Dlg3_1 AG CAS 26 0.010449824764477 MUS 30 0.0120574901128581
Dlg3_1 AT MUS 1 0.00040191633709527
Dlg3_1 CA CAS 31 0.0124594064499534 MUS 40 0.0160766534838108
Dlg3_1 CC MUS 1 0.00040191633709527
Dlg3_1 CG CAS 30112 12.1025047426128 MUS 46641 18.7457798784605
Dlg3_1 CT CAS 56 0.0225073148773351 MUS 71 0.0285360599337642
Dlg3_1 GG CAS 22 0.00884215941609595 MUS 18 0.00723449406771486
Dlg3_1 TA CAS 67 0.0269283945853831 MUS 58 0.0233111475515257
Dlg3_1 TC CAS 5 0.00200958168547635 MUS 3 0.00120574901128581
Dlg3_1 TG CAS 99293 39.9074788592007 MUS 72053 28.9592778367255
Dlg3_1 TT CAS 166 0.0667181119578149 MUS 114 0.0458184624288608
...
Full set of input samples (raw data) and final output results (processed data) are available at the following GEO record GSE236247 (https://www.ncbi.nlm.nih.gov/geo/query/acc.cgi?acc=GSE236247).
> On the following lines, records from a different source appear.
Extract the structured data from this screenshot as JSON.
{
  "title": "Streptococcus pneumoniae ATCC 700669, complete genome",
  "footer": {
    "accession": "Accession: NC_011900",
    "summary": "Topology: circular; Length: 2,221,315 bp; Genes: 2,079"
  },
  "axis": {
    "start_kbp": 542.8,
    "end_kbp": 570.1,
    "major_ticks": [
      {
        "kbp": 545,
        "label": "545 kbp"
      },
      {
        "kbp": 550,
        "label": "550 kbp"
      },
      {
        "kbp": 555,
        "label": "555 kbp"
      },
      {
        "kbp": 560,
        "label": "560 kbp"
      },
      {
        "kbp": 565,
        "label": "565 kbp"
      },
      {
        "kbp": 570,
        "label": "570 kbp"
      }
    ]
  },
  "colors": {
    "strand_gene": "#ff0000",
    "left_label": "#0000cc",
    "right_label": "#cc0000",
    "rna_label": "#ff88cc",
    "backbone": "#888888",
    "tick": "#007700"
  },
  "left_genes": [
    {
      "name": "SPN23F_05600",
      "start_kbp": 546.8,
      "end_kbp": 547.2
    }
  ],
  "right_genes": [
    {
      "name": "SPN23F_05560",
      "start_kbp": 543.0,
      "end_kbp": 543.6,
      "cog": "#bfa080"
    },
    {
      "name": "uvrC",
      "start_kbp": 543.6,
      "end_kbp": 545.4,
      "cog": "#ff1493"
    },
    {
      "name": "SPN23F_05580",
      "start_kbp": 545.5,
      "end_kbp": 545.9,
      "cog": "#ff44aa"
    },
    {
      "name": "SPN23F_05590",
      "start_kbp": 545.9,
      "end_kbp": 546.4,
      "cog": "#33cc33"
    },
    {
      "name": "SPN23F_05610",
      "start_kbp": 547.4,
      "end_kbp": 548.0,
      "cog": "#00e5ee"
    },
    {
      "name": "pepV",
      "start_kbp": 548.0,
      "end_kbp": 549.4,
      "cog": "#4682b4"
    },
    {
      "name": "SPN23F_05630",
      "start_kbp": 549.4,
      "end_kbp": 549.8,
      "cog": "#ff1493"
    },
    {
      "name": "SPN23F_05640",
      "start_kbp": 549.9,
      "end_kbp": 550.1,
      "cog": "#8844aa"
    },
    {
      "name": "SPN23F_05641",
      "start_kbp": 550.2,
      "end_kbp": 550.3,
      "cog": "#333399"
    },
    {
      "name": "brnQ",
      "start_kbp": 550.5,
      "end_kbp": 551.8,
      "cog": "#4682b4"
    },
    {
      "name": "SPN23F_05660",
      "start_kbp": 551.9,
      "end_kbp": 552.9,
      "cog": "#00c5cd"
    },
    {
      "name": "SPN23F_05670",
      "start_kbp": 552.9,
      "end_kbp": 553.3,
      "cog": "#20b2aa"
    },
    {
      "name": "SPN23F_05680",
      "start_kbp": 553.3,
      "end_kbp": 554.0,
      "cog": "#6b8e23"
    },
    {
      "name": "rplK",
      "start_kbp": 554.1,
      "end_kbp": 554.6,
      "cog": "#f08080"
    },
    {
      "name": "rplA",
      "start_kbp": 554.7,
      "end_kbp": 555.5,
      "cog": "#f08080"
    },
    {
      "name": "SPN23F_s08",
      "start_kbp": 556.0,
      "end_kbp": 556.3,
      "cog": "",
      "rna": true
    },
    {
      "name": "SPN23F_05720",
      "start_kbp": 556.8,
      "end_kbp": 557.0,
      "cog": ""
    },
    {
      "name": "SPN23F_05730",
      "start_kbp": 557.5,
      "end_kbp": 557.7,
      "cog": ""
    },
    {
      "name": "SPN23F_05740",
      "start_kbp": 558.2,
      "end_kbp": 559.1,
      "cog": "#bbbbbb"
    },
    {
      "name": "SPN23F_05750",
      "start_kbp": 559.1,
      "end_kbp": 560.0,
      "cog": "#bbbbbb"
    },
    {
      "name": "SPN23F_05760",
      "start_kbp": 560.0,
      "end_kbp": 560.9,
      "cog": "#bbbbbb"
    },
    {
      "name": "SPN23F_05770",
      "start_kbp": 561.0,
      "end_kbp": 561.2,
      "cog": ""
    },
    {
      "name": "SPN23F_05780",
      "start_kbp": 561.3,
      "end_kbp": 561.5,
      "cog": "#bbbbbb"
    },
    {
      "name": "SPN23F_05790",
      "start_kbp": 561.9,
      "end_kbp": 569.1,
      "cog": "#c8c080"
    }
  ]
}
Please, cite the following reference when using ASTA-Seq:
The Interferon Gamma Pathway Enhances Pluripotency and X-Chromosome Reactivation in iPSC Reprogramming. M. Barrero, A. Lazarenkov, E. Blanco, L.G. Palma, A.V. Lopez-Rubio, M. Bauer, A. Bigas, L. Di Croce, J.L. Sardina and B. Payer. (under review, 2024).